Life

NOM board chairman says families with adopted children are ‘second best’

NOM board chairman says families with adopted children are ‘second best’

Just two weeks before the U.S. Supreme Court is scheduled to hear arguments on the constitutionality of the federal Defense of Marriage Act and California’s ban on same-sex marriage, National Organization for Marriage (NOM) Board Chairman John Eastman referred to families with adopted children as “second best.”

John Eastman

Eastman made the remarks to the Associated Press in reference to Chief Justice John Roberts, who has adopted two children with his wife.

Eastman, who argues that families headed by a man and a woman with biological children are best for society, said of the Chief Justice’s decision to adopt:

“You’re looking at what is the best course society wide to get you the optimal result in the widest variety of cases. That often is not open to people in individual cases. Certainly adoption in families headed, like Chief Roberts’ family is, by a heterosexual couple, is by far the second-best option.”
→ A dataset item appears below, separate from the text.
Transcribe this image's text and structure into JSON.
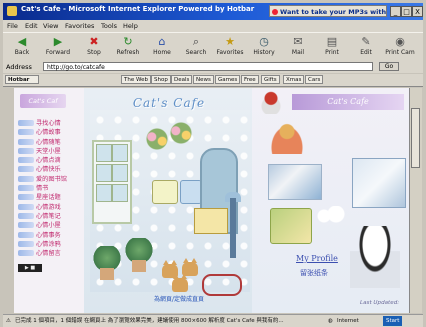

Eastman’s comments stand in direct opposition to facts introduced at trial in 2010 in the federal court challenge to Proposition 8, California’s voter-approved ban on same-sex marriage.

Chief Justice John Roberts’ “second best” family.

That case is now due to go before the Supreme Court in less than two weeks. At the 2010 trial, David Blankenhorn – an expert witness for the proponents of Prop 8 – testified that children raised by gay or lesbian adoptive parents did just as well, if not better, than those raised by their biological parents.

Proponents of Proposition 8 — as with most defenders of “traditional” marriage — assert that the historical traditions of heterosexual marriage is designed to foster procreation in society.

ProtectMarriage.com, the original sponsor of Proposition 8, has argued that preserving traditional marriage furthers society’s “existential interests in responsible procreation and childrearing.”

“An animating purpose of marriage is to increase the likelihood that children will be born and raised in stable and enduring family units by their own mothers and fathers,” wrote Charles Cooper, a lawyer for ProtectMarriage.com, in the group’s Supreme Court brief.

The National Organization for Marriage was an early backer of Protectmarraige.com.